A Correction Factor for Unit Root Test Statistics

Despite the fact that it is not correct to speak of Bartlett corrections in the case of
nonstationary time series, this paper shows that a Bartlett-type correction to the
likelihood ratio test for a unit root can be an effective tool to control size distortions.
Using well-known formulae, we obtain second-order (numerical) approximations
to the moments and cumulants of the likelihood ratio, which makes it possible to
calculate a Bartlett-type factor. It turns out that the cumulants of the corrected statistic
are closer to their asymptotic value than the original one. A simulation study
is then carried out to assess the quality of these approximations for the first four
moments; the size and the power of the original and the corrected statistic are also
simulated.
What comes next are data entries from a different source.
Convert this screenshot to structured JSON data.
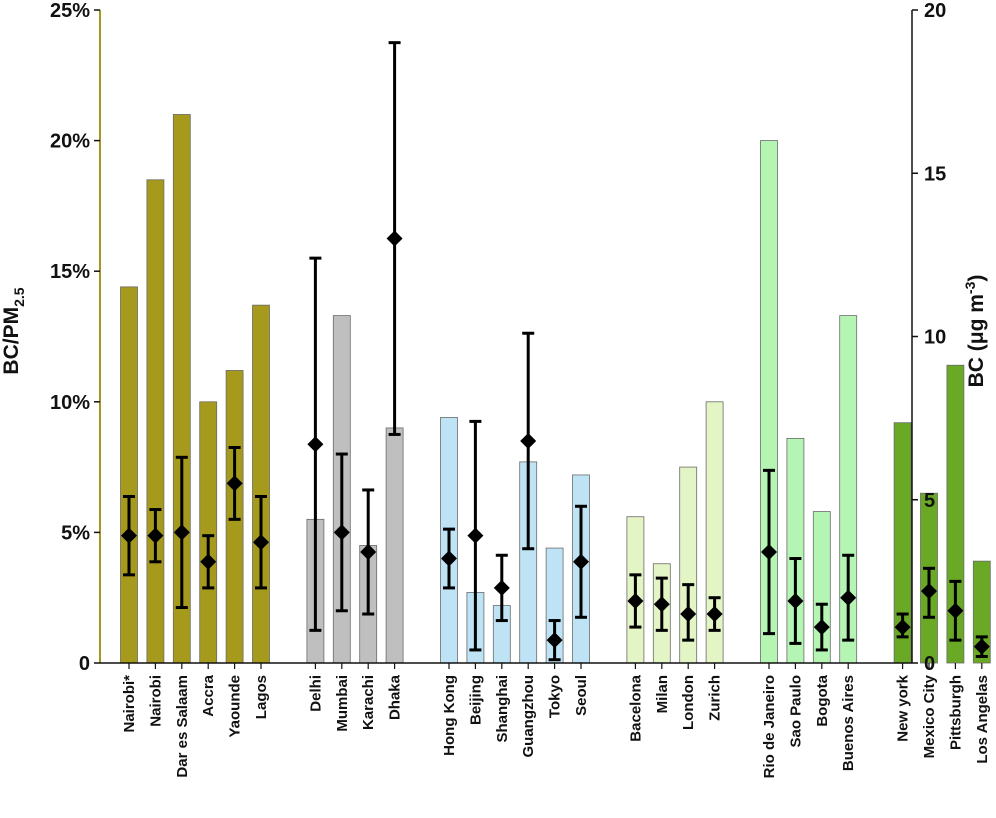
{
  "chart_data": {
    "type": "bar",
    "title": "",
    "ylabel_left": {
      "main": "BC/PM",
      "sub": "2.5"
    },
    "ylabel_right": {
      "main": "BC (μg m",
      "sup": "-3",
      "end": ")"
    },
    "y_left_range": [
      0,
      25
    ],
    "y_left_ticks": [
      "0",
      "5%",
      "10%",
      "15%",
      "20%",
      "25%"
    ],
    "y_right_range": [
      0,
      20
    ],
    "y_right_ticks": [
      "0",
      "5",
      "10",
      "15",
      "20"
    ],
    "group_colors": {
      "africa": "#a59a1c",
      "south_asia": "#bfbfbf",
      "east_asia": "#bde3f5",
      "europe": "#e3f4c5",
      "south_america": "#b4f5b4",
      "north_america": "#6aa925"
    },
    "categories": [
      {
        "label": "Nairobi*",
        "group": "africa",
        "ratio_pct": 14.4,
        "bc": 3.9,
        "bc_low": 2.7,
        "bc_high": 5.1
      },
      {
        "label": "Nairobi",
        "group": "africa",
        "ratio_pct": 18.5,
        "bc": 3.9,
        "bc_low": 3.1,
        "bc_high": 4.7
      },
      {
        "label": "Dar es Salaam",
        "group": "africa",
        "ratio_pct": 21.0,
        "bc": 4.0,
        "bc_low": 1.7,
        "bc_high": 6.3
      },
      {
        "label": "Accra",
        "group": "africa",
        "ratio_pct": 10.0,
        "bc": 3.1,
        "bc_low": 2.3,
        "bc_high": 3.9
      },
      {
        "label": "Yaounde",
        "group": "africa",
        "ratio_pct": 11.2,
        "bc": 5.5,
        "bc_low": 4.4,
        "bc_high": 6.6
      },
      {
        "label": "Lagos",
        "group": "africa",
        "ratio_pct": 13.7,
        "bc": 3.7,
        "bc_low": 2.3,
        "bc_high": 5.1
      },
      {
        "label": "Delhi",
        "group": "south_asia",
        "ratio_pct": 5.5,
        "bc": 6.7,
        "bc_low": 1.0,
        "bc_high": 12.4
      },
      {
        "label": "Mumbai",
        "group": "south_asia",
        "ratio_pct": 13.3,
        "bc": 4.0,
        "bc_low": 1.6,
        "bc_high": 6.4
      },
      {
        "label": "Karachi",
        "group": "south_asia",
        "ratio_pct": 4.5,
        "bc": 3.4,
        "bc_low": 1.5,
        "bc_high": 5.3
      },
      {
        "label": "Dhaka",
        "group": "south_asia",
        "ratio_pct": 9.0,
        "bc": 13.0,
        "bc_low": 7.0,
        "bc_high": 19.0
      },
      {
        "label": "Hong Kong",
        "group": "east_asia",
        "ratio_pct": 9.4,
        "bc": 3.2,
        "bc_low": 2.3,
        "bc_high": 4.1
      },
      {
        "label": "Beijing",
        "group": "east_asia",
        "ratio_pct": 2.7,
        "bc": 3.9,
        "bc_low": 0.4,
        "bc_high": 7.4
      },
      {
        "label": "Shanghai",
        "group": "east_asia",
        "ratio_pct": 2.2,
        "bc": 2.3,
        "bc_low": 1.3,
        "bc_high": 3.3
      },
      {
        "label": "Guangzhou",
        "group": "east_asia",
        "ratio_pct": 7.7,
        "bc": 6.8,
        "bc_low": 3.5,
        "bc_high": 10.1
      },
      {
        "label": "Tokyo",
        "group": "east_asia",
        "ratio_pct": 4.4,
        "bc": 0.7,
        "bc_low": 0.1,
        "bc_high": 1.3
      },
      {
        "label": "Seoul",
        "group": "east_asia",
        "ratio_pct": 7.2,
        "bc": 3.1,
        "bc_low": 1.4,
        "bc_high": 4.8
      },
      {
        "label": "Bacelona",
        "group": "europe",
        "ratio_pct": 5.6,
        "bc": 1.9,
        "bc_low": 1.1,
        "bc_high": 2.7
      },
      {
        "label": "Milan",
        "group": "europe",
        "ratio_pct": 3.8,
        "bc": 1.8,
        "bc_low": 1.0,
        "bc_high": 2.6
      },
      {
        "label": "London",
        "group": "europe",
        "ratio_pct": 7.5,
        "bc": 1.5,
        "bc_low": 0.7,
        "bc_high": 2.4
      },
      {
        "label": "Zurich",
        "group": "europe",
        "ratio_pct": 10.0,
        "bc": 1.5,
        "bc_low": 1.0,
        "bc_high": 2.0
      },
      {
        "label": "Rio de Janeiro",
        "group": "south_america",
        "ratio_pct": 20.0,
        "bc": 3.4,
        "bc_low": 0.9,
        "bc_high": 5.9
      },
      {
        "label": "Sao Paulo",
        "group": "south_america",
        "ratio_pct": 8.6,
        "bc": 1.9,
        "bc_low": 0.6,
        "bc_high": 3.2
      },
      {
        "label": "Bogota",
        "group": "south_america",
        "ratio_pct": 5.8,
        "bc": 1.1,
        "bc_low": 0.4,
        "bc_high": 1.8
      },
      {
        "label": "Buenos Aires",
        "group": "south_america",
        "ratio_pct": 13.3,
        "bc": 2.0,
        "bc_low": 0.7,
        "bc_high": 3.3
      },
      {
        "label": "New york",
        "group": "north_america",
        "ratio_pct": 9.2,
        "bc": 1.1,
        "bc_low": 0.8,
        "bc_high": 1.5
      },
      {
        "label": "Mexico City",
        "group": "north_america",
        "ratio_pct": 6.5,
        "bc": 2.2,
        "bc_low": 1.4,
        "bc_high": 2.9
      },
      {
        "label": "Pittsburgh",
        "group": "north_america",
        "ratio_pct": 11.4,
        "bc": 1.6,
        "bc_low": 0.7,
        "bc_high": 2.5
      },
      {
        "label": "Los Angelas",
        "group": "north_america",
        "ratio_pct": 3.9,
        "bc": 0.5,
        "bc_low": 0.2,
        "bc_high": 0.8
      }
    ]
  }
}
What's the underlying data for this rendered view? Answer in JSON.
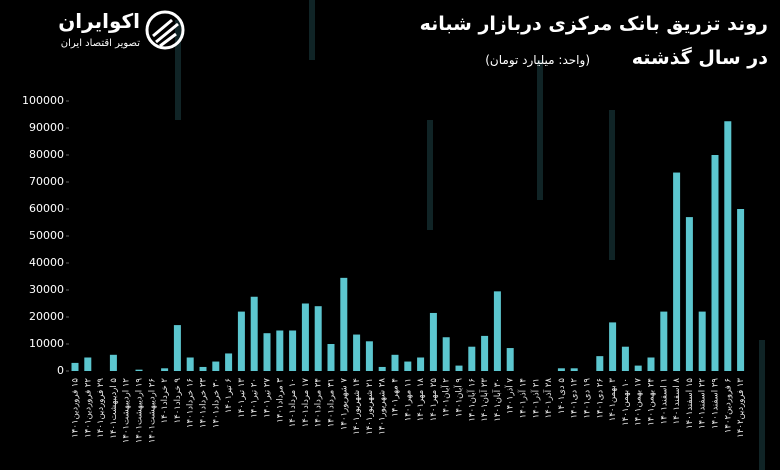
{
  "logo": {
    "name": "اکوایران",
    "tagline": "تصویر اقتصاد ایران"
  },
  "chart_data": {
    "type": "bar",
    "title": [
      "روند تزریق بانک مرکزی دربازار شبانه",
      "در سال گذشته"
    ],
    "subtitle": "(واحد: میلیارد تومان)",
    "color": "#5cc6cf",
    "categories": [
      "۱۵ فروردین۱۴۰۱",
      "۲۲ فروردین۱۴۰۱",
      "۲۹ فروردین۱۴۰۱",
      "۵ اردیبهشت۱۴۰۱",
      "۱۲ اردیبهشت۱۴۰۱",
      "۱۹ اردیبهشت۱۴۰۱",
      "۲۶ اردیبهشت۱۴۰۱",
      "۲ خرداد۱۴۰۱",
      "۹ خرداد۱۴۰۱",
      "۱۶ خرداد۱۴۰۱",
      "۲۳ خرداد۱۴۰۱",
      "۳۰ خرداد۱۴۰۱",
      "۶ تیر۱۴۰۱",
      "۱۳ تیر۱۴۰۱",
      "۲۰ تیر۱۴۰۱",
      "۲۷ تیر۱۴۰۱",
      "۳ مرداد۱۴۰۱",
      "۱۰ مرداد۱۴۰۱",
      "۱۷ مرداد۱۴۰۱",
      "۲۴ مرداد۱۴۰۱",
      "۳۱ مرداد۱۴۰۱",
      "۷ شهریور۱۴۰۱",
      "۱۴ شهریور۱۴۰۱",
      "۲۱ شهریور۱۴۰۱",
      "۲۸ شهریور۱۴۰۱",
      "۴ مهر۱۴۰۱",
      "۱۱ مهر۱۴۰۱",
      "۱۸ مهر۱۴۰۱",
      "۲۵ مهر۱۴۰۱",
      "۲ آبان۱۴۰۱",
      "۹ آبان۱۴۰۱",
      "۱۶ آبان۱۴۰۱",
      "۲۳ آبان۱۴۰۱",
      "۳۰ آبان۱۴۰۱",
      "۷ آذر۱۴۰۱",
      "۱۴ آذر۱۴۰۱",
      "۲۱ آذر۱۴۰۱",
      "۲۸ آذر۱۴۰۱",
      "۵ دی۱۴۰۱",
      "۱۲ دی۱۴۰۱",
      "۱۹ دی۱۴۰۱",
      "۲۶ دی۱۴۰۱",
      "۳ بهمن۱۴۰۱",
      "۱۰ بهمن۱۴۰۱",
      "۱۷ بهمن۱۴۰۱",
      "۲۴ بهمن۱۴۰۱",
      "۱ اسفند۱۴۰۱",
      "۸ اسفند۱۴۰۱",
      "۱۵ اسفند۱۴۰۱",
      "۲۲ اسفند۱۴۰۱",
      "۲۹ اسفند۱۴۰۱",
      "۶ فروردین۱۴۰۲",
      "۱۳ فروردین۱۴۰۲"
    ],
    "values": [
      3000,
      5000,
      0,
      6000,
      0,
      500,
      0,
      1000,
      17000,
      5000,
      1500,
      3500,
      6500,
      22000,
      27500,
      14000,
      15000,
      15000,
      25000,
      24000,
      10000,
      34500,
      13500,
      11000,
      1500,
      6000,
      3500,
      5000,
      21500,
      12500,
      2000,
      9000,
      13000,
      29500,
      8500,
      0,
      0,
      0,
      1000,
      1000,
      0,
      5500,
      18000,
      9000,
      2000,
      5000,
      22000,
      73500,
      57000,
      22000,
      80000,
      92500,
      60000
    ],
    "ylim": [
      0,
      100000
    ],
    "yticks": [
      0,
      10000,
      20000,
      30000,
      40000,
      50000,
      60000,
      70000,
      80000,
      90000,
      100000
    ],
    "grid": false
  }
}
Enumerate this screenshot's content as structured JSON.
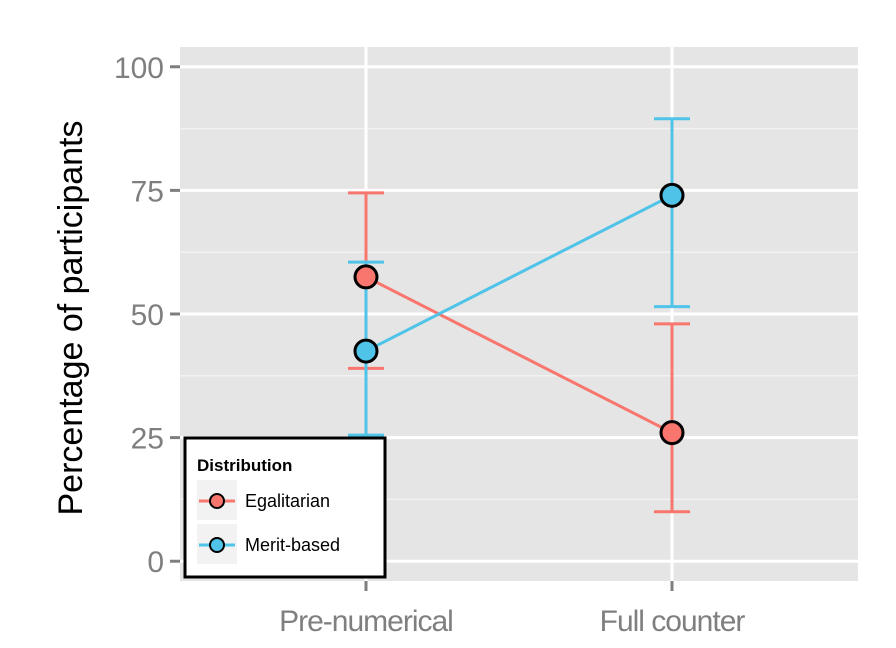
{
  "chart_data": {
    "type": "line",
    "title": "",
    "xlabel": "",
    "ylabel": "Percentage of participants",
    "categories": [
      "Pre-numerical",
      "Full counter"
    ],
    "ylim": [
      -4,
      104
    ],
    "yticks": [
      0,
      25,
      50,
      75,
      100
    ],
    "grid": true,
    "legend": {
      "title": "Distribution",
      "placement": "bottom-left"
    },
    "series": [
      {
        "name": "Egalitarian",
        "color": "#f8766d",
        "values": [
          57.5,
          26
        ],
        "error_low": [
          39,
          10
        ],
        "error_high": [
          74.5,
          48
        ]
      },
      {
        "name": "Merit-based",
        "color": "#4fc3e8",
        "values": [
          42.5,
          74
        ],
        "error_low": [
          25.5,
          51.5
        ],
        "error_high": [
          60.5,
          89.5
        ]
      }
    ]
  }
}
Our results suggest that the proposed correction reduces the size distortion
without affecting the power too much.
1. INTRODUCTION
Asymptotic theory for an unstable first-order stochastic difference equation is
based upon the well-known property that a simple random walk model can be
approximated by a Wiener process (Brownian motion) and is more generally
embedded in a diffusion process (usually Ornstein-Uhlenbeck ) when the root is
local to unity (i.e., near integrated) (Phillips, 1987). The limiting distributions of
a number of test statistics and estimators can therefore be expressed in terms of
functionals of Brownian motion (for a recent survey on the topic, see Stock,
1994) and tabulated using intensive Monte Carlo simulation, usually on a case by
case basis. Unfortunately this approach does not provide the researcher with any
analytical formulae that can be used when analyzing the finite-sample properties
of the size and power of the test statistic under investigation. This fact is particularly
serious in the unit root case as, since the work of Phillips and Perron (1988)
and Schwert (1989), there has been growing evidence that tests based on functional
limiting distributions are characterized by size distortion in finite samples.